“Il Re Leone”: ci piace davvero mettere in gioco la nostra infanzia?
Non vi è dubbio che il live-action de “Il Re Leone” fosse uno degli eventi più attesi di questo 2019 e, devo dire, che l’attesa non è stata per nulla delusa. A primo impatto, “The Lion King” è opera digitale senza precedenti e da lasciare senza fiato, arricchita poi dalle voci magnetiche di Elisa, Marco Mengoni e, non da ultimo, Luca Ward, che in questo contesto dà voce a Mufasa, ma divenuto famoso per essere stato il doppiatore di Russell Crowe ne “Il Gladiatore”.
In tutto questo turbinio di bellezza, c’è un però: manca il sentimento.
Siamo davvero sicuri che la realtà superi la fantasia? Mi spiego meglio: la grafica da documentario naturalistico davvero ci offre le stesse sensazioni che in precedenza ci ha dato il cartone animato?
La mia risposta è no: nella versione 2019 del film ci viene tolta la più grande possibilità che ci viene data da ciò che è cartone animato, ossia la possibilità di immaginare come sarebbe nella realtà. Un esempio: nella mia fervida immaginazione di bambina, mai mi sarei immaginata la versione “reale” di Simba come quella che è stata veicolata in questo film, eppure il formato documentario ha come limitato la mia immaginazione, le mie fantasie.

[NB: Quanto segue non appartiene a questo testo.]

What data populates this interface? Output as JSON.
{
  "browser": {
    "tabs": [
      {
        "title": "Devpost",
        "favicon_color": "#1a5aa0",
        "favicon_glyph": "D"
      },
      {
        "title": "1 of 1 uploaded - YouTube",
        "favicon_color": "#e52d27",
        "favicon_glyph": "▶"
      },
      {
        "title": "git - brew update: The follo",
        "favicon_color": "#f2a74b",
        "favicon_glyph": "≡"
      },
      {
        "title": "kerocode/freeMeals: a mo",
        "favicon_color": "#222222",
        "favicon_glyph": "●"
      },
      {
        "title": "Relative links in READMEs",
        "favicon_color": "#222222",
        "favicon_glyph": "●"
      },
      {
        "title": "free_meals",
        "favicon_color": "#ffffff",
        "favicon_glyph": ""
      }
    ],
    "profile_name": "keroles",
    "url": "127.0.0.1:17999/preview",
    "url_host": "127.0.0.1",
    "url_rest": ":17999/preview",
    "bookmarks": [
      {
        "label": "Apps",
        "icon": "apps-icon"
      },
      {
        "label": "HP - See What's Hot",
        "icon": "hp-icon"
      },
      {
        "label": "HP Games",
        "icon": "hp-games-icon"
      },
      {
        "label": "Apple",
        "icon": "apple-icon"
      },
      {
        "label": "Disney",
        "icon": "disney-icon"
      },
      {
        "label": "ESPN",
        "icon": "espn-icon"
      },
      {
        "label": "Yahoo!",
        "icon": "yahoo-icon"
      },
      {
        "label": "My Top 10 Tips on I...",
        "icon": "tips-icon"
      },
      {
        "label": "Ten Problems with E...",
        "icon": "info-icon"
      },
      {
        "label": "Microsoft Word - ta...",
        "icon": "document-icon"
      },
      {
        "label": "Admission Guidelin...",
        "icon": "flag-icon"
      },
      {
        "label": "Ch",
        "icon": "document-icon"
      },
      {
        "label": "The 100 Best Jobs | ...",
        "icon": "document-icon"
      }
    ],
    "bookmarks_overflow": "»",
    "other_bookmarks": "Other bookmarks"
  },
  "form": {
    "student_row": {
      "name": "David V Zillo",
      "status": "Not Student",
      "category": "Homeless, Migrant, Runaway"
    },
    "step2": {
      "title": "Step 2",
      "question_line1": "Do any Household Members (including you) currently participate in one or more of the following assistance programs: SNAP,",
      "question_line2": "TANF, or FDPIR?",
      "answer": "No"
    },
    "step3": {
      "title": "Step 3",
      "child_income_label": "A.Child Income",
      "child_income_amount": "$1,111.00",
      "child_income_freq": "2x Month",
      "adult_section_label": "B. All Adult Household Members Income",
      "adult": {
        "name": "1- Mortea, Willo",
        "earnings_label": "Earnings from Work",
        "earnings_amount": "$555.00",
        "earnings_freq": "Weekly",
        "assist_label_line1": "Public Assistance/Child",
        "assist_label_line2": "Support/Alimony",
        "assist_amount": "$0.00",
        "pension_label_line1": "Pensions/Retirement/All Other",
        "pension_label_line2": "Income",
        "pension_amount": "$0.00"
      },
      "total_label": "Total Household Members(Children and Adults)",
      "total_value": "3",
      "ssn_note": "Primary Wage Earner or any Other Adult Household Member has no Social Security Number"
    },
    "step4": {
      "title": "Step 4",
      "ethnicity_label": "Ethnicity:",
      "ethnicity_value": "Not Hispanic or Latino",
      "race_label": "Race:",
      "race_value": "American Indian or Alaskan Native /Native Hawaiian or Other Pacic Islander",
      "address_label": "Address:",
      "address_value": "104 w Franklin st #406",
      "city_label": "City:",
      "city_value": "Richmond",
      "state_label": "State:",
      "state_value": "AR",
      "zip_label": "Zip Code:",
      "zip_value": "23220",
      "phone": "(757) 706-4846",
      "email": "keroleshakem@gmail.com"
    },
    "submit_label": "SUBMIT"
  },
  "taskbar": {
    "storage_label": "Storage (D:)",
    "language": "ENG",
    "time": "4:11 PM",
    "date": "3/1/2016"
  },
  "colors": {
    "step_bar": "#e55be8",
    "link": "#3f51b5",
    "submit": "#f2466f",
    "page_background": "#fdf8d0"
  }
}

A favore di chi invece preferisce il live action, c’è anche da considerare che i bambini nati negli ultimi anni troverebbero senza dubbio atemporale e anacronistica la versione 1994 del film.
La mancanza della possibilità di immaginazione ci porta a considerare anche un ulteriore vuoto: manca Ivana Spagna, che in questa occasione ha passato il testimone a Cheryl Porter (famosa vocal coach). Non voglio dire che questa sia da meno, anzi, la voce e forse più pulita di quella della Spagna.
Eppure, il fatto è che noi siamo abituati a sublimare i ricordi della nostra infanzia come perfetti, immutabili: non che il cambiamento sia negativo, ci mancherebbe, è solo che gli aggiornamenti non hanno lo stesso sapore profondo ed empatico di ciò che abbiamo conosciuto prima.